MIAMI, FL. Food from unapproved or unknown sources was among 14 high-severity violations cited at Tribute to Tobacco Road by Kush on 650 S Miami Ave during a May 11 inspection, and the restaurant was never ordered to close.
The state's own records classify unapproved food sourcing as a direct bypass of USDA and FDA safety inspections, meaning any ingredient arriving outside the regulated supply chain carries no traceability if a customer gets sick. Inspectors also found that parasite destruction procedures had not been followed, a violation tied specifically to raw or undercooked fish and pork. Without documented freezing or cooking protocols, parasites including Anisakis and Trichinella can survive to the plate.
Those two violations alone would be serious. They were not alone.
What Inspectors Found
The inspection documented a person in charge who was either not present or not performing duties, a condition state health data links to three times the rate of critical violations at comparable establishments. Inspectors also cited inadequate handwashing and improper hand and arm washing technique as separate violations, meaning the problem was not just that employees skipped handwashing but that those who attempted it did so incorrectly.
No employee health policy was in place, and employees were not reporting symptoms of illness. Those two violations operate together: without a written policy, workers have no formal obligation to stay home when sick, and without reporting, a Norovirus carrier can work an entire shift without triggering any protocol.

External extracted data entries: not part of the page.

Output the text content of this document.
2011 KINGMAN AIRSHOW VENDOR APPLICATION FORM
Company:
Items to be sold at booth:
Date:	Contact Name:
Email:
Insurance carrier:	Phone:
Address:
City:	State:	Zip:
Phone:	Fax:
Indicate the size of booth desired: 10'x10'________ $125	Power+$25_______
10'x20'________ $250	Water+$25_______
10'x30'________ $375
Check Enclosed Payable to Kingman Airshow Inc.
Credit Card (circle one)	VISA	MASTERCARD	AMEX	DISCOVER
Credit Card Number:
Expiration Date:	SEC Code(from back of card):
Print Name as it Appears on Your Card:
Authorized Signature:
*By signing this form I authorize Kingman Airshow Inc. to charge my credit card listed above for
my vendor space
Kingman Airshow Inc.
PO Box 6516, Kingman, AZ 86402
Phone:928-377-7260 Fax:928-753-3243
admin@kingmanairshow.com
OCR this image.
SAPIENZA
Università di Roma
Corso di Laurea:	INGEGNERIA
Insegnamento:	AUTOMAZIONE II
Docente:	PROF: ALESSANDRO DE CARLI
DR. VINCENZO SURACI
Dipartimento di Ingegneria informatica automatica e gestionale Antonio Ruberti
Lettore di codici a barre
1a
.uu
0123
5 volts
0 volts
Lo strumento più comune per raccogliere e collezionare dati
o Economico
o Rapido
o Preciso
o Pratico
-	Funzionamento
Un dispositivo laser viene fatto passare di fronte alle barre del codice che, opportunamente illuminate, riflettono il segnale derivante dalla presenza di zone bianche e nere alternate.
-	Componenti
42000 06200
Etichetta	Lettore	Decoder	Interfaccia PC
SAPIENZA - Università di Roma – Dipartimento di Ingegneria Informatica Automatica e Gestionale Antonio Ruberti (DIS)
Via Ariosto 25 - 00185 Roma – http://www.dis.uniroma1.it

Inspectors further documented that food contact surfaces were not properly cleaned or sanitized, that time as a public health control was not properly used, that shell stock identification records were inadequate, and that toxic substances were improperly identified, stored, or used. The shell stock violation is specific to oysters, clams, and mussels, which are consumed raw or lightly cooked. Without traceability tags, there is no way to identify the harvest source if a customer develops a shellfish-linked illness.
Five intermediate violations accompanied the 14 high-severity ones. Multi-use utensils were not properly cleaned, sanitizing solution or procedures were improper, single-use items were being reused, ventilation and lighting were inadequate, and wiping cloths were improperly used.
What These Violations Mean
The combination of no employee health policy, no illness reporting, and inadequate handwashing is the documented pathway for Norovirus outbreaks. Norovirus causes approximately 20 million cases of acute gastroenteritis in the United States each year, and food workers are the most common transmission vector in restaurant settings. At Tribute to Tobacco Road by Kush, all three preconditions for that pathway were cited simultaneously on May 11.
The allergen awareness violation carries a separate and distinct risk. Food allergies affect 32 million Americans, and undisclosed allergen exposure sends roughly 30,000 people to emergency rooms annually. A restaurant with no demonstrated allergen awareness has no systematic way to prevent a customer with a tree nut or shellfish allergy from receiving a dish that could kill them.
Improperly stored toxic chemicals and improperly identified toxic substances are two violations that rarely appear together. Each individually creates risk of chemical contamination of food through mislabeling or proximity. Together, they indicate a storage environment where neither the identity nor the location of hazardous substances is being controlled.
The consumer advisory violation means that customers who are elderly, pregnant, immunocompromised, or otherwise at elevated risk had no written notice that raw or undercooked items were on the menu.
The Longer Record
Tribute to Tobacco Road: Inspection History (Selected)
The May 11 inspection was not an anomaly. State records show 22 inspections on file for this location, with 207 total violations across that history. High-severity violations appeared in every one of the eight most recent inspections listed in the record, going back to December 2022.
The prior inspection, conducted February 9 of this year, found 6 high-severity violations. The one before that, in March 2025, found 6 high-severity violations. The pattern does not show a facility that occasionally lapses. It shows a facility that has consistently produced high-severity findings across multiple years and multiple inspection cycles.
The restaurant has never been emergency-closed. Not after 7 high-severity violations in January 2024. Not after 6 in March 2025. Not after 6 more in February 2026.
On May 11, inspectors documented 14 high-severity violations at Tribute to Tobacco Road by Kush, including food sourced from outside the regulated supply chain, no procedures to destroy parasites in raw fish, and no system to alert customers that they were eating undercooked food. The restaurant stayed open.